Slashdot Mirror


Web Analytics Databases Get Even Larger

CurtMonash writes "Web analytics databases are getting even larger. eBay now has a 6 1/2 petabyte warehouse running on Greenplum — user data — to go with its more established 2 1/2 petabyte Teradata system. Between the two databases, the metrics are enormous — 17 trillion rows, 150 billion new rows per day, millions of queries per day, and so on. Meanwhile, Facebook has 2 1/2 petabytes managed by Hadoop, not running on a conventional DBMS at all, Yahoo has over a petabyte (on a homegrown system), and Fox/MySpace has two different multi-hundred terabyte systems (Greenplum and Aster Data nCluster). eBay and Fox are the two Greenplum customers I wrote in about last August, when they both seemed to be headed to the petabyte range in a hurry. These are basically all web log/clickstream databases, except that network event data is even more voluminous than the pure clickstream stuff."

2 of 62 comments (clear)

  1. Looks like grammar is getting every worse... by ActusReus · · Score: 1, Insightful

    For shame, Taco...

  2. Another win for PostgreSQL... by tcopeland · · Score: 3, Insightful

    ...since that's that database on which Greenplum is based.

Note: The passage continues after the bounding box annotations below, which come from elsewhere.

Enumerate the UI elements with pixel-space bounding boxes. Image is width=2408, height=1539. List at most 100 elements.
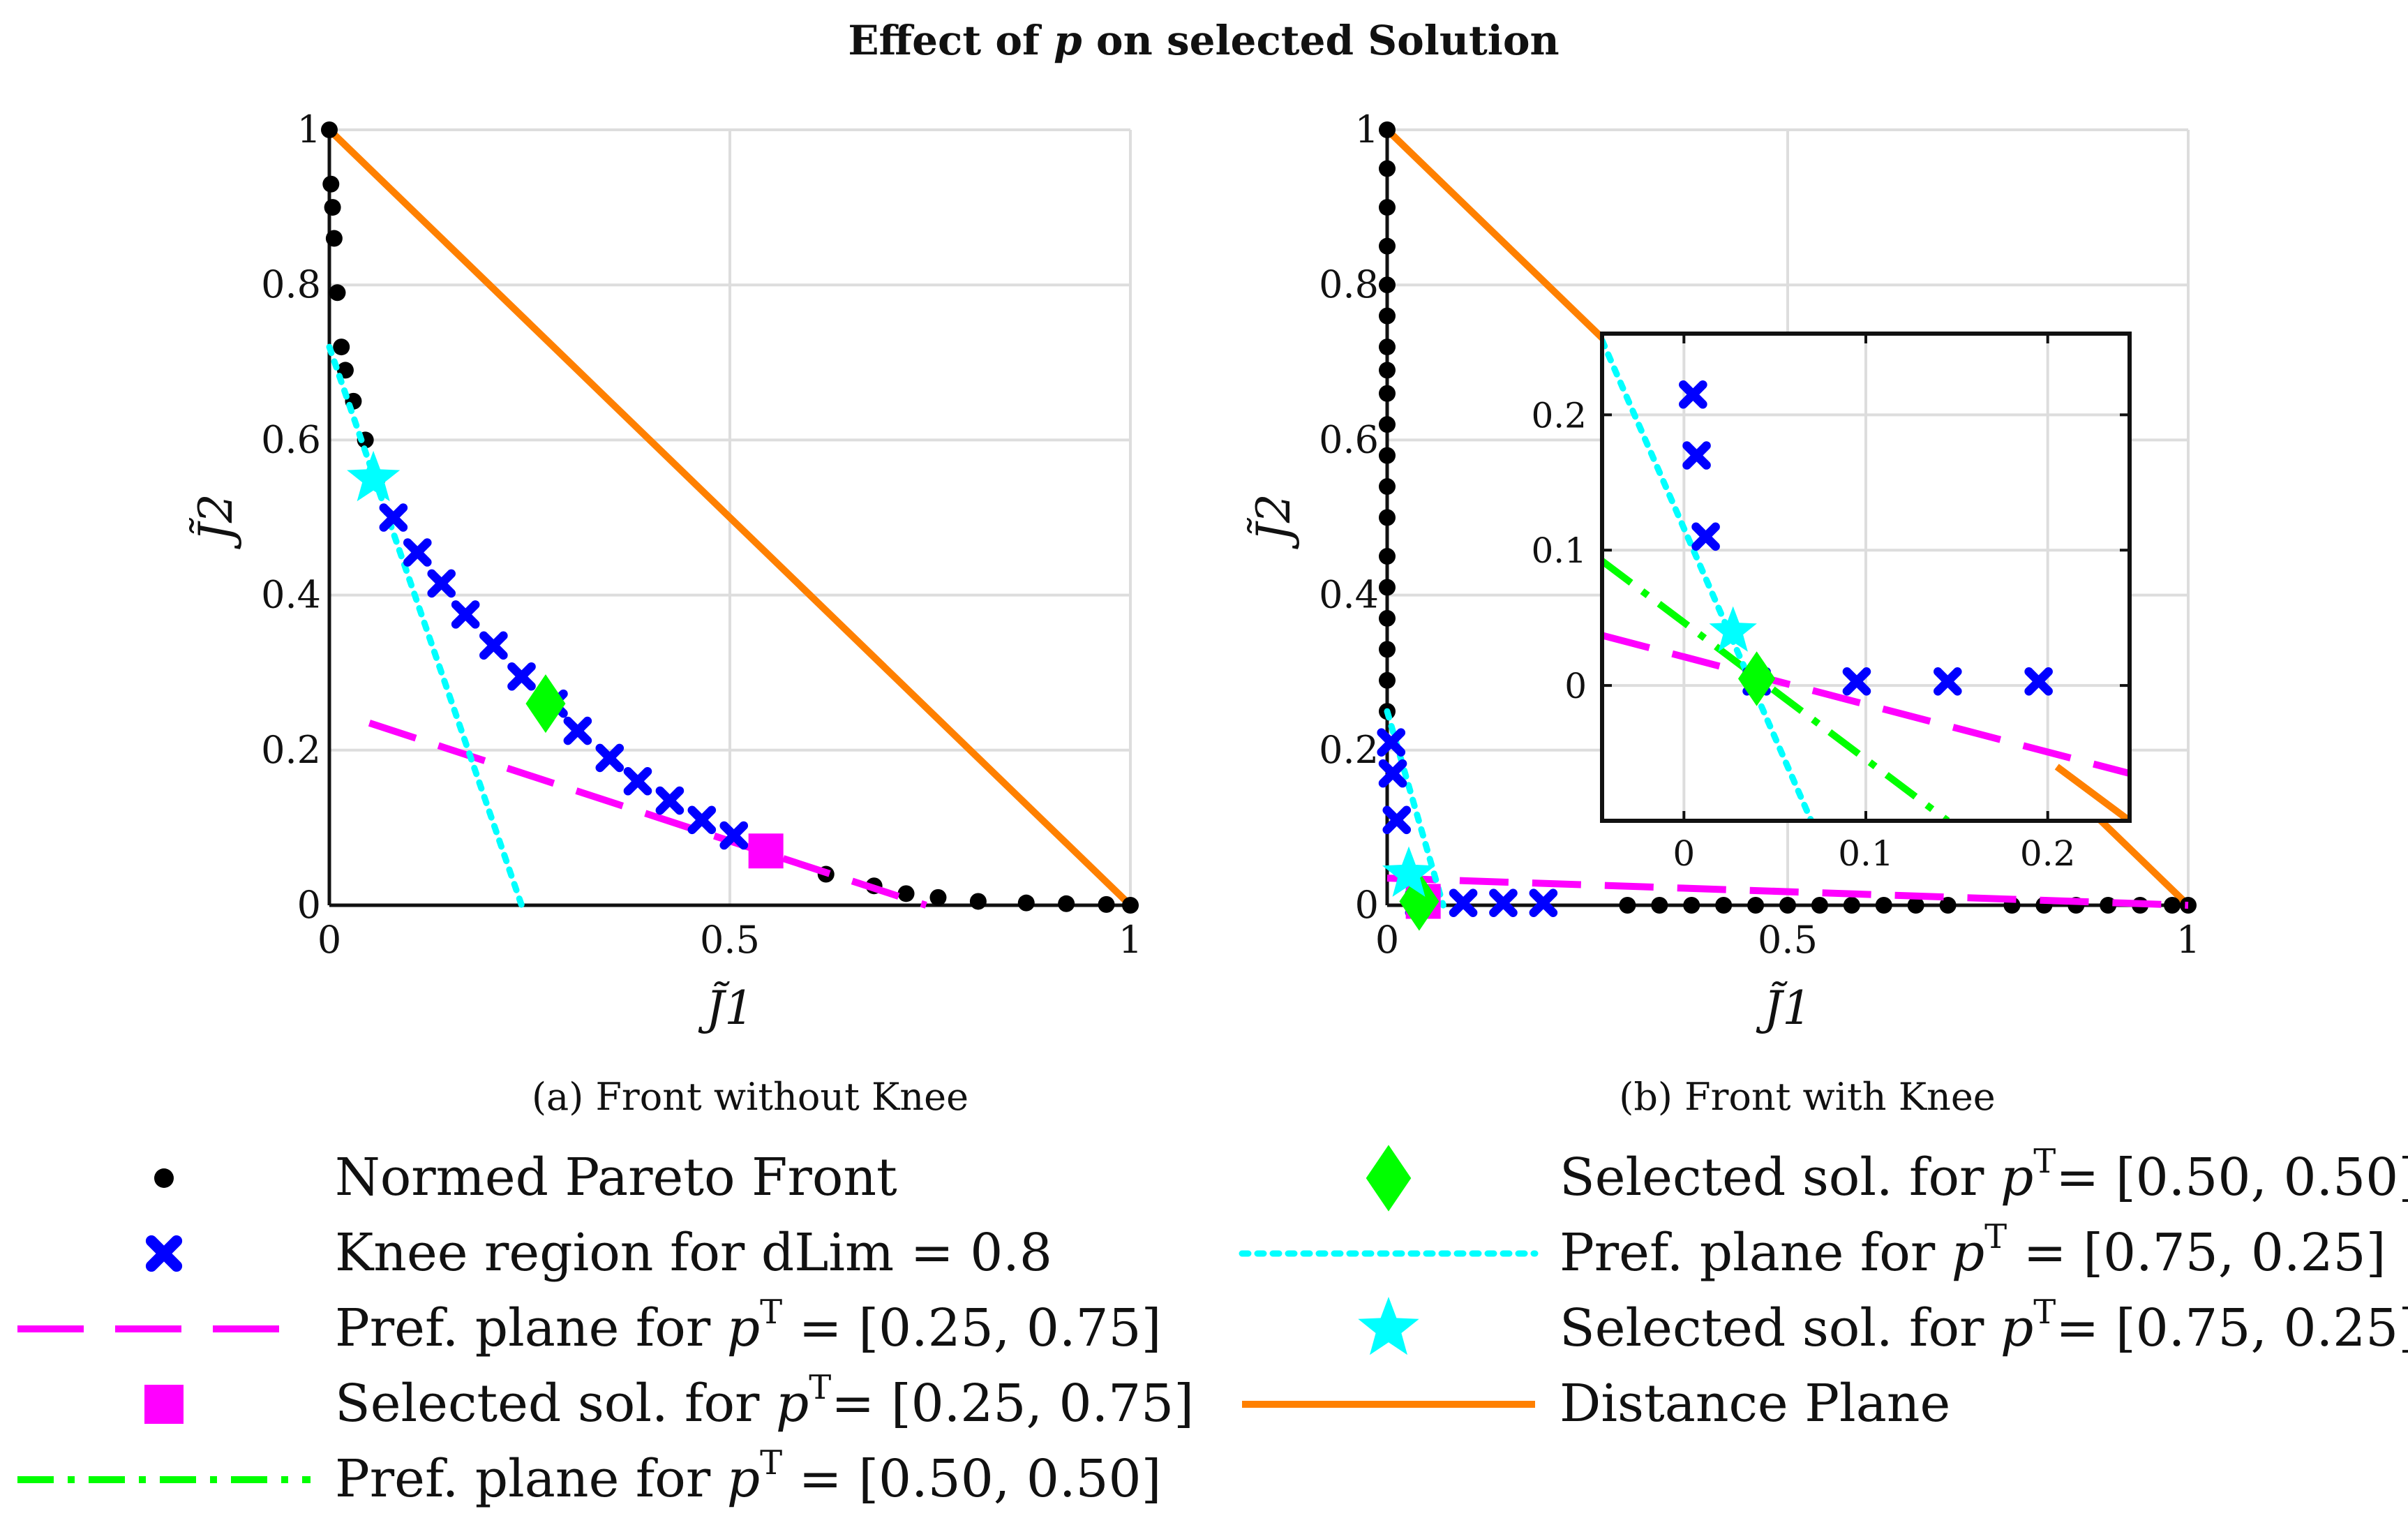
legend-math: [0.25, 0.75] bbox=[891, 1374, 1194, 1434]
inset-pref-plane-025-line bbox=[1602, 632, 2130, 777]
legend-text: Selected sol. for bbox=[1560, 1298, 2001, 1358]
legend-label: Pref. plane for pT = [0.25, 0.75] bbox=[335, 1293, 1162, 1358]
y-tick-label: 0.6 bbox=[1319, 417, 1379, 461]
front-point bbox=[1379, 416, 1396, 433]
front-point bbox=[1379, 362, 1396, 379]
knee-marker bbox=[479, 631, 508, 660]
y-tick-label: 0.8 bbox=[1319, 262, 1379, 306]
legend-text: Pref. plane for bbox=[335, 1449, 727, 1509]
inset-distance-line bbox=[2054, 764, 2130, 821]
front-point bbox=[897, 885, 915, 902]
legend-star-symbol bbox=[1358, 1297, 1419, 1355]
subplot-caption: (a) Front without Knee bbox=[532, 1075, 969, 1119]
legend-text: Pref. plane for bbox=[335, 1298, 727, 1358]
front-point bbox=[929, 889, 947, 906]
x-tick-label: 1 bbox=[1119, 918, 1142, 962]
knee-marker bbox=[379, 503, 408, 532]
inset-x-tick-label: 0 bbox=[1673, 833, 1695, 874]
front-point bbox=[329, 284, 346, 302]
knee-marker bbox=[507, 662, 536, 691]
legend-eq: = bbox=[2056, 1147, 2116, 1207]
legend-math: [0.75, 0.25] bbox=[2116, 1298, 2408, 1358]
front-point bbox=[325, 230, 343, 247]
legend-square-symbol bbox=[144, 1385, 184, 1424]
legend-label: Selected sol. for pT= [0.50, 0.50] bbox=[1560, 1142, 2408, 1207]
pref-plane-025-line bbox=[368, 720, 927, 909]
knee-marker bbox=[1529, 889, 1558, 917]
legend-item-sel_025: Selected sol. for pT= [0.25, 0.75] bbox=[144, 1368, 1194, 1434]
front-point bbox=[1379, 339, 1396, 356]
front-point bbox=[1379, 160, 1396, 177]
legend-item-sel_075: Selected sol. for pT= [0.75, 0.25] bbox=[1358, 1293, 2408, 1358]
pref-plane-075-line bbox=[326, 343, 525, 909]
selected-050-marker bbox=[525, 674, 566, 734]
inset-knee-marker bbox=[2024, 667, 2053, 696]
y-tick-label: 0.4 bbox=[1319, 573, 1379, 617]
legend-knee-symbol bbox=[145, 1235, 183, 1272]
selected-075-marker bbox=[347, 450, 401, 502]
legend-eq: = bbox=[782, 1449, 858, 1509]
front-point bbox=[969, 893, 987, 910]
front-point bbox=[333, 339, 350, 356]
front-point bbox=[1747, 897, 1765, 914]
y-tick-label: 0.8 bbox=[261, 262, 321, 306]
caption-text: Front with Knee bbox=[1684, 1075, 1996, 1119]
knee-marker bbox=[687, 805, 717, 835]
inset-knee-marker bbox=[1679, 380, 1707, 409]
legend-p: p bbox=[1952, 1223, 1984, 1283]
front-point bbox=[1651, 897, 1668, 914]
knee-marker bbox=[655, 786, 685, 815]
front-point bbox=[1379, 671, 1396, 689]
knee-marker bbox=[427, 569, 456, 598]
legend-p: p bbox=[2001, 1147, 2033, 1207]
legend-math: [0.50, 0.50] bbox=[2116, 1147, 2408, 1207]
knee-marker bbox=[451, 600, 480, 629]
legend-item-distance: Distance Plane bbox=[1242, 1374, 1950, 1434]
y-tick-label: 0.2 bbox=[1319, 728, 1379, 772]
subplot-b: 0 0.5 1 0 0.2 0.4 0.6 0.8 1 J̃1 J̃2 (b) Front with … bbox=[1247, 107, 2200, 1119]
front-point bbox=[1619, 897, 1636, 914]
front-point bbox=[1058, 895, 1075, 912]
legend-text: Selected sol. for bbox=[335, 1374, 776, 1434]
pref-plane-025-line bbox=[1386, 875, 2189, 909]
inset-knee-marker bbox=[1691, 522, 1720, 551]
front-point bbox=[1379, 447, 1396, 464]
legend-label: Distance Plane bbox=[1560, 1374, 1950, 1434]
knee-marker bbox=[1449, 889, 1478, 917]
inset-selected-075-marker bbox=[1709, 606, 1757, 652]
x-tick-label: 0 bbox=[317, 918, 341, 962]
knee-marker bbox=[1382, 805, 1412, 835]
legend-label: Pref. plane for pT = [0.50, 0.50] bbox=[335, 1443, 1162, 1509]
legend-text: Normed Pareto Front bbox=[335, 1147, 897, 1207]
plots-layer: 0 0.5 1 0 0.2 0.4 0.6 0.8 1 J̃1 J̃2 (a) Front witho… bbox=[189, 107, 2200, 1119]
legend-p: p bbox=[727, 1449, 760, 1509]
front-point bbox=[1379, 609, 1396, 627]
front-point bbox=[1379, 548, 1396, 565]
legend-sup: T bbox=[760, 1443, 782, 1482]
y-tick-label: 0 bbox=[1355, 883, 1379, 927]
legend-p: p bbox=[2001, 1298, 2033, 1358]
front-point bbox=[1379, 579, 1396, 596]
inset-plot: 0 0.1 0.2 0 0.1 0.2 bbox=[1531, 332, 2132, 874]
figure-title: Effect of p on selected Solution bbox=[848, 17, 1559, 64]
front-point bbox=[1683, 897, 1700, 914]
legend-item-knee: Knee region for dLim = 0.8 bbox=[145, 1223, 1052, 1283]
legend-sup: T bbox=[809, 1368, 831, 1407]
y-tick-label: 1 bbox=[297, 107, 321, 151]
legend-label: Pref. plane for pT = [0.75, 0.25] bbox=[1560, 1217, 2386, 1283]
y-tick-label: 0.4 bbox=[261, 573, 321, 617]
front-point bbox=[1907, 897, 1924, 914]
front-point bbox=[1379, 641, 1396, 658]
y-axis-label: J̃2 bbox=[189, 493, 243, 549]
front-point bbox=[1715, 897, 1733, 914]
legend-eq: = bbox=[2007, 1223, 2083, 1283]
front-point bbox=[2100, 897, 2117, 914]
front-point bbox=[1379, 276, 1396, 294]
inset-frame bbox=[1600, 332, 2132, 823]
front-point bbox=[322, 175, 340, 193]
front-point bbox=[1875, 897, 1892, 914]
y-tick-label: 1 bbox=[1355, 107, 1379, 151]
y-tick-label: 0 bbox=[297, 883, 321, 927]
inset-x-tick-label: 0.2 bbox=[2020, 833, 2076, 874]
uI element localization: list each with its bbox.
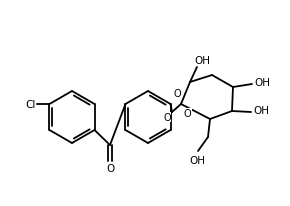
Text: OH: OH — [194, 56, 210, 66]
Text: OH: OH — [189, 155, 205, 165]
Text: OH: OH — [254, 78, 270, 88]
Text: Cl: Cl — [25, 99, 36, 109]
Text: O: O — [163, 112, 171, 122]
Text: OH: OH — [253, 105, 269, 115]
Text: O: O — [106, 163, 114, 173]
Text: O: O — [184, 109, 191, 119]
Text: O: O — [174, 89, 181, 98]
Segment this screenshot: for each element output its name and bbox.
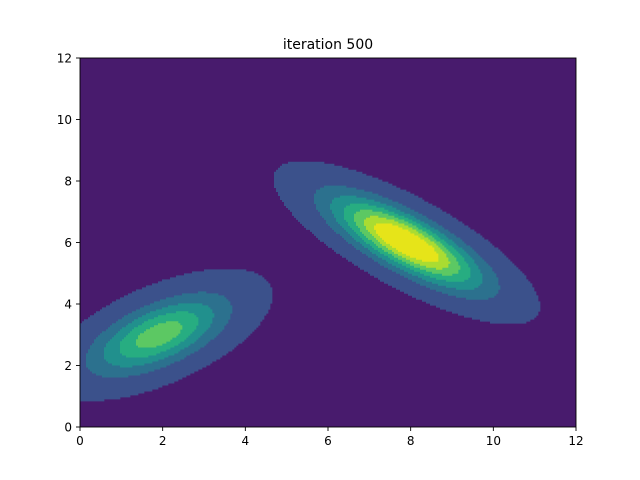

PostgreSQL 8.4 is coming out soon and looks like it's got a lot of improvements. Too bad replication didn't make it in... hopefully in 8.5.

    One of the improvements that looks good is the parallelized restore; RubyForge's upgrade from PostgreSQL 8.2 to 8.3 took 30 minutes to restore the db and it seems like this feature will speed that up considerably.